Stata version: 17

I ran the new table command with the statistic(semean varlist) option. The resulting mean standard errors were implausibly small, so I compared them to the output of mean, which gave very different mean standard errors. My dataset has survey weights, so I am running these commands with pweights. I am examining some variables which have missing values for most observations, due to a skip pattern.

Minimal working example:
Code:
* create a dataset
set obs 5
gen foo = _n
set obs 20
gen wt = 100

* create a table and compare to *mean*
table [pw=wt], statistic(mean foo) statistic(semean foo)
mean foo [pw=wt]
Output:
Code:
. table [pw=wt], statistic(mean foo) statistic(semean foo) 

--------------------------------------
Mean                       |         3
Standard error of the mean |  .1622214
--------------------------------------

. mean foo [pw=wt]

Mean estimation                              Number of obs = 5

--------------------------------------------------------------
             |       Mean   Std. err.     [95% conf. interval]
-------------+------------------------------------------------
         foo |          3   .7071068      1.036757    4.963243
--------------------------------------------------------------
If I remove either all occurrences [pw=wt] or set obs 20, the differences between the two commands disappear.

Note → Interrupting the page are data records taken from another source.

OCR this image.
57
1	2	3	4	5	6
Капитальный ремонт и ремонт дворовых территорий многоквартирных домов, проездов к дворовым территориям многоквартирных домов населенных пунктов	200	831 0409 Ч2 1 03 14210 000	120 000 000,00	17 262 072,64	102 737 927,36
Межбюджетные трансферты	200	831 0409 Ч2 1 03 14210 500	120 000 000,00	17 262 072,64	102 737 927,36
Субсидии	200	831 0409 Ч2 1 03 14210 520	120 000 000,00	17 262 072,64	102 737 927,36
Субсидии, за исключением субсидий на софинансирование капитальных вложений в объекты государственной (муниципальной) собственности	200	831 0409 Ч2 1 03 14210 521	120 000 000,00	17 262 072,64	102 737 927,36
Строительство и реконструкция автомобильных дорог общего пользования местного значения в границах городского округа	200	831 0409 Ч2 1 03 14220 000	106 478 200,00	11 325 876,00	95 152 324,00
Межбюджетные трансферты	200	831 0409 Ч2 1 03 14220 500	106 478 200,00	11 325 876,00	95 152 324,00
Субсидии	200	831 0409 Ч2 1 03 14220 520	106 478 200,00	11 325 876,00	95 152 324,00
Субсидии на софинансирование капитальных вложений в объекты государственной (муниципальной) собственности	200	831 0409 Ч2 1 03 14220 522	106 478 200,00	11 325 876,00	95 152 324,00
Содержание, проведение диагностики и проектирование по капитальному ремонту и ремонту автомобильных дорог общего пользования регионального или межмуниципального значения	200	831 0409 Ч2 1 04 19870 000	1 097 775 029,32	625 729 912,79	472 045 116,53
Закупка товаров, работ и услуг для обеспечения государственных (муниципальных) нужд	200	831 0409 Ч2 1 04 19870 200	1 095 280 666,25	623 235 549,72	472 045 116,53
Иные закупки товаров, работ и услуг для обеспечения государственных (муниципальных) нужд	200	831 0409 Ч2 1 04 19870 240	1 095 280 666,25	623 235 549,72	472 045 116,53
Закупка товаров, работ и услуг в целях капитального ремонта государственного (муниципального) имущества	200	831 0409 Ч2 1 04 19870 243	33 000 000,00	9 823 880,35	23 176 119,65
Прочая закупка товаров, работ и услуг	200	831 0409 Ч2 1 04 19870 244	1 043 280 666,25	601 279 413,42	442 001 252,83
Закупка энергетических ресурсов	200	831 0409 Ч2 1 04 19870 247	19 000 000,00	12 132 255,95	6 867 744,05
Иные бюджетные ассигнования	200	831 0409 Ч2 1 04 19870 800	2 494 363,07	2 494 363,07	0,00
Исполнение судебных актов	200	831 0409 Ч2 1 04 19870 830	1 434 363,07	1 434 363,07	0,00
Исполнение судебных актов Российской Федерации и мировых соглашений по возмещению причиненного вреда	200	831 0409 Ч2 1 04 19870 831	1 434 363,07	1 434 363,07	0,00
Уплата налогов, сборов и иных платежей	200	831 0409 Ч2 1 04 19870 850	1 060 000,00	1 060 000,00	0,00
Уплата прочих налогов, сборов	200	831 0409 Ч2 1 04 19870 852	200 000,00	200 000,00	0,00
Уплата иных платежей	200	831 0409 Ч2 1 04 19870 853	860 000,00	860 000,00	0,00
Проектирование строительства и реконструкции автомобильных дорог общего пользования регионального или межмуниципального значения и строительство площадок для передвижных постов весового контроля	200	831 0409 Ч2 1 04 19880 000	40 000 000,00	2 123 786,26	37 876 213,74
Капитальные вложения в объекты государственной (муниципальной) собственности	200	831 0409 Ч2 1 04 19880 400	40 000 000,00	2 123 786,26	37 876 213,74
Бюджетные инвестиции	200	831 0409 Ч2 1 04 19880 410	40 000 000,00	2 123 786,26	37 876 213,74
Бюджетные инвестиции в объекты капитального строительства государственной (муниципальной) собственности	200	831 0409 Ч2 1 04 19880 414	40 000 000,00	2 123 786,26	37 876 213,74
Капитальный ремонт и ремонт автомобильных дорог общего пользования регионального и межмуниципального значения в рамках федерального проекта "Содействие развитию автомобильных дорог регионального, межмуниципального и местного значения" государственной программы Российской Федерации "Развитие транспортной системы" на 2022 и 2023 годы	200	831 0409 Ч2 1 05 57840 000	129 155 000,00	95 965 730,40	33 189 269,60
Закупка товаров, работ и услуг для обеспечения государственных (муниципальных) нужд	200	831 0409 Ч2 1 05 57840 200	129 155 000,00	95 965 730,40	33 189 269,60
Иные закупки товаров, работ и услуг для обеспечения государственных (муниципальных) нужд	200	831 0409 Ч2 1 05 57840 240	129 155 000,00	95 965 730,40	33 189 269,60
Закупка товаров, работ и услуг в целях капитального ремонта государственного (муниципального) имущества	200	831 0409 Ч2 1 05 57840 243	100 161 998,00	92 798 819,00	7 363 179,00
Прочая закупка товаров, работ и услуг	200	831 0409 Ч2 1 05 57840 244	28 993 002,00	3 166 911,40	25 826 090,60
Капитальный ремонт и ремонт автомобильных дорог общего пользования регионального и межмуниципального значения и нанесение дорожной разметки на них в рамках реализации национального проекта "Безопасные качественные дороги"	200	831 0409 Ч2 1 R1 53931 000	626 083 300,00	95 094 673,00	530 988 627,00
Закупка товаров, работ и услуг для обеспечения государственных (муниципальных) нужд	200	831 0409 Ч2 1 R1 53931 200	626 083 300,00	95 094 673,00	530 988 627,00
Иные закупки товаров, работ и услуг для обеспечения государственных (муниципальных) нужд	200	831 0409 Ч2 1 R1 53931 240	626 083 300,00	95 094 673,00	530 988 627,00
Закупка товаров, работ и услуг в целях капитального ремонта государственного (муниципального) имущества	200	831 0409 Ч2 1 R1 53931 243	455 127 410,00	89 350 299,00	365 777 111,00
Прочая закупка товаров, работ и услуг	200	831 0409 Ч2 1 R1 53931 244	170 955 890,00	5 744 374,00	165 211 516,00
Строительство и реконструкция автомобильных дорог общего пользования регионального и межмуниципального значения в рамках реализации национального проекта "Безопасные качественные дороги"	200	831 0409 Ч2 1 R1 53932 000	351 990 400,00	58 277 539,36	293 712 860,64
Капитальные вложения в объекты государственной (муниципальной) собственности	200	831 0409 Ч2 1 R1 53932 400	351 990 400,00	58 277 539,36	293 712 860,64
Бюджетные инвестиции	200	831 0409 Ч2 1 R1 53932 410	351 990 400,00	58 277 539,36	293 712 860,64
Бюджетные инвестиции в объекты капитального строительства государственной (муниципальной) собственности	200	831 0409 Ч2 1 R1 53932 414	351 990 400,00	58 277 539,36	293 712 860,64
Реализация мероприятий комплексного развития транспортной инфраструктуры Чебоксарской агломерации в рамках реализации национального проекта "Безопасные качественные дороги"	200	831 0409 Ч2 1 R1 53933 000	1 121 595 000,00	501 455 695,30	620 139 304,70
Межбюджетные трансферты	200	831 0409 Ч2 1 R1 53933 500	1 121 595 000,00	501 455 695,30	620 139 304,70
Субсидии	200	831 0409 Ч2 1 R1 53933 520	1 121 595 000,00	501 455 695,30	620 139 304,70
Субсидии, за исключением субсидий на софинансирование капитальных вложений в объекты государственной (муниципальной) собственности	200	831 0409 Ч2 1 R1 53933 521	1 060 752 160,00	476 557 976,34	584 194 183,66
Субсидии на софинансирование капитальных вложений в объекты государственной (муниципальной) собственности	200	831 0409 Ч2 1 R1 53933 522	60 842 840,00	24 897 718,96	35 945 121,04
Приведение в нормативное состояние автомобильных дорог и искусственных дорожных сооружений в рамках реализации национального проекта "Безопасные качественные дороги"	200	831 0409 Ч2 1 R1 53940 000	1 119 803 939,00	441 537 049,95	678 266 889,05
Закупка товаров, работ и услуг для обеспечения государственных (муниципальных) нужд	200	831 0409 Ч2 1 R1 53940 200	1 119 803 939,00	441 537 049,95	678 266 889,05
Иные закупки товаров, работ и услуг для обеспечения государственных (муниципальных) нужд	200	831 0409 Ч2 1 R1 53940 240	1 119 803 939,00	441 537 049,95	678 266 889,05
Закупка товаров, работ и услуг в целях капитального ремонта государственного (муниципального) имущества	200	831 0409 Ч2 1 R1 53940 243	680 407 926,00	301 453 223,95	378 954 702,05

I suspect the difference is due to the observations with missing values being somehow taken int account when calculating the SEs by table but not by mean.

I looked in the help page for table and searched Statalist, but I could not find any documentation of this behavior. The PDF manual entry for table has a formal description of the calculation, and I suppose it is possible I am missing a subtle point in the notation that is different from the calculation in mean. I would be very grateful for an explanation. Is it possible it’s a bug?